NagyDonat wrote:

@alejandro-alvarez-sonarsource Thanks for the detailed answers and 
clarifications! :smile:

> I tend to be conservative about existing behavior because
> 
>     1. It is working!
> 
>     2. We have been relying on it for long, and even a small divergence could 
> turn into hundreds, if not thousands, of new positives and negatives coming 
> and going on existing projects (changes that unfortunately are not caught by 
> lit tests)
> 
>     3. Not to mention a slight change in assumptions can cascade to other CSA 
> checkers (both up and downstream) adding and/or removing another big set of 
> raised issues.
> 
> 
> Of course this is not news for you!, but this is why I have preferred to keep 
> the surface of the changes small (at the cost of duplication).

Understood, and I agree in general. However, note that `ArrayBound` is a new 
checker (I brought it out of alpha this year), so I feel that it may be a bit 
more malleable than the "ancient" checkers like e.g. `CallAndMessage`.

-----

> > * Perhaps we don't need the complex old logic that handles multidimensional 
> > arrays by calculating the offset from the beginning of the whole array (by 
> > combining multiple `ElementRegion`s) -- IIUC that logic was introduced when 
> > this checker was still using `check::Location` and `check::Bind` callbacks 
> > that provided less information than the current callbacks.
> > * Perhaps we could switch to using indices instead of byte offsets by 
> > default -- because this would produce simpler symbolic expressions that 
> > would be "more useful" for the rest of the analyzer (e.g. instead of 
> > assuming `4 * x < 40` we could assume `x < 10` which can also occur as e.g. 
> > an `if` condition).
> 
> Can we? How about cases such as this lit test?
> 
> ```c++
> struct two_bytes convertedArray2(void) {
>   // We report this with byte offsets because the offset is not divisible by 
> the element size.
>   struct two_bytes a = {0, 0};
>   char *p = (char*)&a;
>   return *((struct two_bytes*)(p + 7));
>   // expected-warning@-1 {{Out of bound access to memory after the end of 
> 'a'}}
>   // expected-note@-2 {{Access of 'a' at byte offset 7, while it holds only 2 
> bytes}}
> }
> ```

Hmm, we will probably need byte offsets as a fallback option if we need to 
cover cases like this. (Which is not an absolute requirement IMO -- we can 
accept not reporting a few rare corner cases if it is compensated by better 
behavior in the common case.)

> [...] It's quite a coincidence (or perhaps not!). I am also working in 
> parallel in `PointerArithChecker` which is turning out to be very similar too 
> (except it raises the moment the pointer is formed, and that 
> one-after-the-end is still ok, as long as it is not derefenced). So indeed a 
> "core bound checker" library sounds very interesting.

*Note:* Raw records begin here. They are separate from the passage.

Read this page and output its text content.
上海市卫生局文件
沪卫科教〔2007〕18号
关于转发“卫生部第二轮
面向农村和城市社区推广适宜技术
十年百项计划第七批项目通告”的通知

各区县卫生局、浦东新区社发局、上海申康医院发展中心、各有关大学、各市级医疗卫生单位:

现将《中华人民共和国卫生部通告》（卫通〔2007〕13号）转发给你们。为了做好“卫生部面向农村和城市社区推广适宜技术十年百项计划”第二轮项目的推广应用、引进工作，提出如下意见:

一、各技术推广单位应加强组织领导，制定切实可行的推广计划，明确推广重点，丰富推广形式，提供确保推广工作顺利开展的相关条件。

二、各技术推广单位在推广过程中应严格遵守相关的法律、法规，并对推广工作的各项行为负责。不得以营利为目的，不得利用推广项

It is nice to hear that you are progressing with `PointerArith` :smile:

As my next goal in this area I will try to design the interface of the "core 
bound checker" library, which should be general enough to cover all the use 
cases. I'll try to post a discourse post about this within a few days.

> > In fact, I started to work on this change two days ago, but I'll probably 
> > need to restart that work because this PR affects lots of code within 
> > `ArrayBoundChecker.cpp`.
> 
> Sorry 😅 I am thinking, maybe you go ahead with your work on those changes, 
> since you have already progressed. [...]

No problem :smile: collisions are natural in open source development.

Now that this discussion highlighted the question of introducing a library-like 
interface for bounds checking, I will probably work on that and discard my 
unfinished change (which would complicate the `performCheck` and make the 
separation of the library interface more difficult).